『82年生まれ キム・ジヨン』映画の底流に精神疾患を個人の物語に収れんさせず、韓国社会がもってきた宿痾や社会システムを対比させる意思がはっきりと流れていることに好感。

10月10日はかつて体育の日。56年前に東京オリンピックの開会式が行われた日だ。

いわゆる「晴れ日」である。

毎年わりあい天気がいいのに、今年は台風14号の影響で雨。少し肌寒い日になった。

 

こんな日は「映画でしょ?」とMさんを誘う。きのうも映画に出かけたのだが。

 

そそる映画が何本も。とりわけ今週は邦画が。

 

それでも決め手はふたりとも原作を読んだあの映画に。

 

グランべリパークシネマ 13時55分。

『‘82年生まれ キム・ジヨン』(2019年/118分/韓国/原題:Kim Ji-young: Born 1982/原作:チョ・ナムジュ/監督:キム・ドヨン/出演:チョン・ユミ コン・ユ キム・ミギョンほか/日本公開2020年10月9日)★★★★

 監督はこれが長編映画第一作だとか。

とてもそうは思えない。映画の中に静かに流れている通奏低音のような空気、脚本も演技も音楽もカメラもみな大仰でなく、静かにこれを形作っている。

見ていて、いろいろなことをアタマに思い浮かばせてくれる。

魂をもぎ取られるような映画もいいが、静かに思索できるような映画もいい。

 

82年生まれのキム・ジヨン

就職、結婚、出産と30代後半に差し掛かる時期に襲ってくるどこかに閉じ込められてしまうような不安を感じるジヨン。
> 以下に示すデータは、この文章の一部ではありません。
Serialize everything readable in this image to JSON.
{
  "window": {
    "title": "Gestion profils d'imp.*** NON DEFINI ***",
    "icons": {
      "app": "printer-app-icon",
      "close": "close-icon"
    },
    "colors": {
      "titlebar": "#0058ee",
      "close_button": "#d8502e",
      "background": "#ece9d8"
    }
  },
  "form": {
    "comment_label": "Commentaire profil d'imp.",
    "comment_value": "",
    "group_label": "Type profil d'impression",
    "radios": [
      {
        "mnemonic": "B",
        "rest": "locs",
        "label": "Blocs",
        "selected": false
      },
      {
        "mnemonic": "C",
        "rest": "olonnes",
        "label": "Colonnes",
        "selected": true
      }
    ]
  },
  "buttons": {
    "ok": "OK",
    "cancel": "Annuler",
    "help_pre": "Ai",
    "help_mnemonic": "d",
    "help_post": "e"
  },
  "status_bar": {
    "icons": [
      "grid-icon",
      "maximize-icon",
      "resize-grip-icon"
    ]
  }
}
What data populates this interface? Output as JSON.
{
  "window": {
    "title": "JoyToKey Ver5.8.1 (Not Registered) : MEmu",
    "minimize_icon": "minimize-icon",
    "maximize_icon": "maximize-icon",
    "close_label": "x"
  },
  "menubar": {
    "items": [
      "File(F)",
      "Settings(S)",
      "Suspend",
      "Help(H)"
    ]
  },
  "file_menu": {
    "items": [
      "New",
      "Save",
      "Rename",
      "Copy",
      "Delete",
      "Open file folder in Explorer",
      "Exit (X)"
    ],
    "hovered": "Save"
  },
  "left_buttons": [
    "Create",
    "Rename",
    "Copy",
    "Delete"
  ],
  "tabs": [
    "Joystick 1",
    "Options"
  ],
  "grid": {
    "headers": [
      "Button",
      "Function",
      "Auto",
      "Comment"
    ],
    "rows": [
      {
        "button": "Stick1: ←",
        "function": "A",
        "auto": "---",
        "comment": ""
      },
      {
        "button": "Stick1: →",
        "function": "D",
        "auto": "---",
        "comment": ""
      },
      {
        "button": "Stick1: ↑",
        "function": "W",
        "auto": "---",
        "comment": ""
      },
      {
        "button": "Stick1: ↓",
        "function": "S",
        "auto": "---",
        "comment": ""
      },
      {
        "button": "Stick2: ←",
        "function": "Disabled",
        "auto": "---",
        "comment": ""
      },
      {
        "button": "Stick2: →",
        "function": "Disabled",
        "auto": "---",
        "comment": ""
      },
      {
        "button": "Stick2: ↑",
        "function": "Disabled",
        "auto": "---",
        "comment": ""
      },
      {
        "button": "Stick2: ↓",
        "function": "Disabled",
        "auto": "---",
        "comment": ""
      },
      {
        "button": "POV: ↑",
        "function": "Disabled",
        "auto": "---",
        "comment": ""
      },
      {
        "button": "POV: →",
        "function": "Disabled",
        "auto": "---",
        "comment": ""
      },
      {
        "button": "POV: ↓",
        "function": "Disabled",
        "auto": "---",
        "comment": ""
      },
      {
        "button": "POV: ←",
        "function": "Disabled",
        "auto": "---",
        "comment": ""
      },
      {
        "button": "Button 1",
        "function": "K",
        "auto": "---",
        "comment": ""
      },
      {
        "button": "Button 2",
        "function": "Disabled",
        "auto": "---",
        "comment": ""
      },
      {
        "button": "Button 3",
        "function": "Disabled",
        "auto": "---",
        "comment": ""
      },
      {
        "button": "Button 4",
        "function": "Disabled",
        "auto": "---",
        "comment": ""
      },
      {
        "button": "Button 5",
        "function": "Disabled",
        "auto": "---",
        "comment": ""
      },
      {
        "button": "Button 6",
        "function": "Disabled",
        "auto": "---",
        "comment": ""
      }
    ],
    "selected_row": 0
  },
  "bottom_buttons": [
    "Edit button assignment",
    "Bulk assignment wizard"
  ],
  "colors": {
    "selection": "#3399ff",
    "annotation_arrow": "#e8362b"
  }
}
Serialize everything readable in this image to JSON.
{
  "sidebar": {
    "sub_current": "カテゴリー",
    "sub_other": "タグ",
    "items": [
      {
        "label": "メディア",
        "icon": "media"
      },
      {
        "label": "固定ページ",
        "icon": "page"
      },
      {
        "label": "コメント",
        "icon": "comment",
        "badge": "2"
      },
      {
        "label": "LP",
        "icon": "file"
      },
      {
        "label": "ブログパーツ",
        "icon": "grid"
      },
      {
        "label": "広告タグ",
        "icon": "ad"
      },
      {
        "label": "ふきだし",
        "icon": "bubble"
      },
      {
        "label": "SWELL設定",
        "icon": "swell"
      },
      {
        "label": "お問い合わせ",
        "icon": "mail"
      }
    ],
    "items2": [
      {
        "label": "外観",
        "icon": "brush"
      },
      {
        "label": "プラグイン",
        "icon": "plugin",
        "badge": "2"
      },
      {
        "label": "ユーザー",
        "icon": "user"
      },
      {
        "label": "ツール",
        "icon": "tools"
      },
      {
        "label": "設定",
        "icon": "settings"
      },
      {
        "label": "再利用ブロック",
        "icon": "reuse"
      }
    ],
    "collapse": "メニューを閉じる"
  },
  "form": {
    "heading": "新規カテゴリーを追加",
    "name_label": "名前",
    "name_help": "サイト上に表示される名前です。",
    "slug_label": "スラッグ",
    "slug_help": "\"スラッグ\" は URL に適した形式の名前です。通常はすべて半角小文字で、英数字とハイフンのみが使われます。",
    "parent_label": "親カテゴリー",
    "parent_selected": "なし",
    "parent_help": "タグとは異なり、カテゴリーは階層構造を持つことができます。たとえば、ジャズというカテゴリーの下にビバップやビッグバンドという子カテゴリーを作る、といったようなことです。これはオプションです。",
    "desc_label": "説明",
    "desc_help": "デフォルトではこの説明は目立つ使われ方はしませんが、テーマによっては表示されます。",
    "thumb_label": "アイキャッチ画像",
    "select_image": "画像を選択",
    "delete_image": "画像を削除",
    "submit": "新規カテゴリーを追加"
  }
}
育児に喜びを見出しながらも、嫁として家の中から抜け出せない苛立ちが精神疾患の症状として、母親や祖母が憑依するかたちでジヨンに現れる。

 

精神科受診までのさまざまな葛藤が映画の中心。何より夫との関係、実家の父母との関係、兄弟や伯母たちとの関係。夫の実家の父母との関係。

 

ジヨンはいったんは、閉塞から抜け出そうとかつて勤めていた会社の上司が起業する会社に就職を決めるが、夫は育児休暇を取って協力しようとするが、義母からは『息子の出世の邪魔をするのか』と罵倒される。

 

ジヨンに憑依する母親や祖母のことばが映画を単なる社会派モノにせず、情感のある映画にしている。母親の演技がぐっと胸に迫る。父親の能天気と好対照。

 

映画の底流に精神疾患を個人の物語に収れんさせず、韓国社会がもってきた宿痾や社会システムを対比させる意思がはっきりと流れていることに好感。

 

日本のカウンセリングの流れとは一線を画している。社会的存在としてのジヨンをしっかり提示しようとしているところが秀逸。
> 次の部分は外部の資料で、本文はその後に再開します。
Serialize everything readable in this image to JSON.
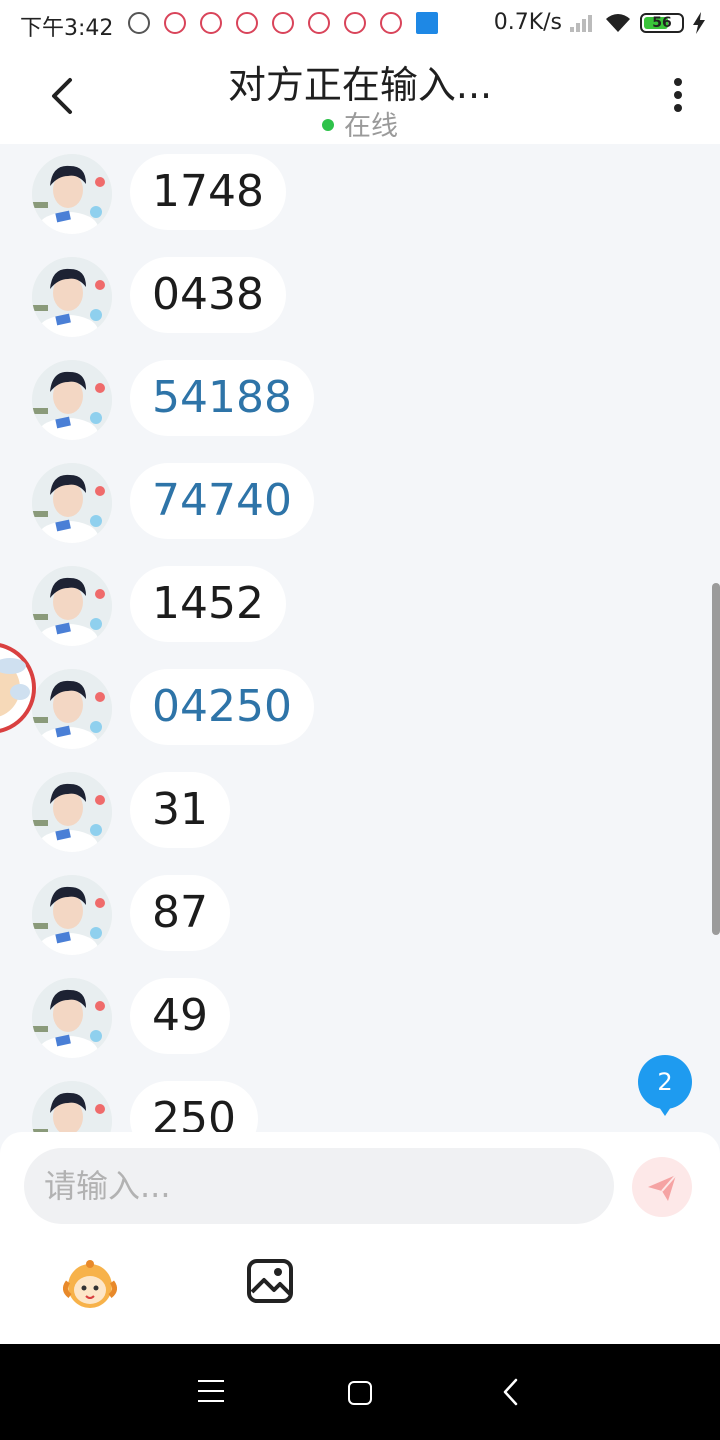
{
  "status_bar": {
    "time": "下午3:42",
    "net_speed": "0.7K/s",
    "battery_level": "56",
    "icons": [
      "recorder-icon",
      "app-notification-icon",
      "app-notification-icon",
      "app-notification-icon",
      "app-notification-icon",
      "app-notification-icon",
      "app-notification-icon",
      "app-notification-icon",
      "mi-app-icon"
    ]
  },
  "header": {
    "title": "对方正在输入...",
    "status": "在线",
    "status_color": "#2ec24a"
  },
  "messages": [
    {
      "text": "1748",
      "link": false
    },
    {
      "text": "0438",
      "link": false
    },
    {
      "text": "54188",
      "link": true
    },
    {
      "text": "74740",
      "link": true
    },
    {
      "text": "1452",
      "link": false
    },
    {
      "text": "04250",
      "link": true
    },
    {
      "text": "31",
      "link": false
    },
    {
      "text": "87",
      "link": false
    },
    {
      "text": "49",
      "link": false
    },
    {
      "text": "250",
      "link": false
    }
  ],
  "unread_badge": "2",
  "input": {
    "placeholder": "请输入...",
    "value": ""
  },
  "toolbar": {
    "emoji_icon": "emoji-face-icon",
    "image_icon": "image-icon",
    "send_icon": "paper-plane-icon"
  },
  "colors": {
    "link_text": "#2e74a8",
    "badge": "#1e9bf0",
    "send_button_bg": "#fde8e8"
  }
}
日本でつくるともっと湿気の多い、個人の物語が前面に出てきてしまうような気がする。隣国でありながら文化的には一線を画していることがよく表れている。

 

この映画、男女の性差による役割が一つのテーマだが、韓国の若い男性からは批判的に見られているという。

82年生まれより一世代二世代あとの若者にとっては、必ずしもジヨンが訴える旧来の韓国社会の矛盾より、男子でも受験競争が激しく、就職難があり、さらに徴兵制がある現在の韓国の社会はかなりの生きづらさがあるというのだ。

以前に比べ男性だけが大事にされる偏頗な傾向は影を潜めているのかもしれず、日本における変化と歩調を一つにしているのかもしれないが、随所に見られる会社における男性優位や育児をする女性に対する差別的な視線(ママ虫という言葉があるようだ)は、日本でも同じなのではないだろうか。

 

ひとつ疑問。さまざまな問題提起を投げかけているが、この家庭、家族は韓国において平均的なものなのだろうか。

韓国映画を見る限り、一定に社会的には上の階層に当たるのではないか。少なくとも格差問題はこの映画からは見えてこない。

 

経済的な悲壮感がないことが映画にとっていいことなのかどうか。

アカデミー賞を取った「地下室」の人々のリアリティのなさ、「はちどり」の親子関係のしんどさ、「わたしたち」の母子関係などいろいろな映画を対比させたくなる映画である。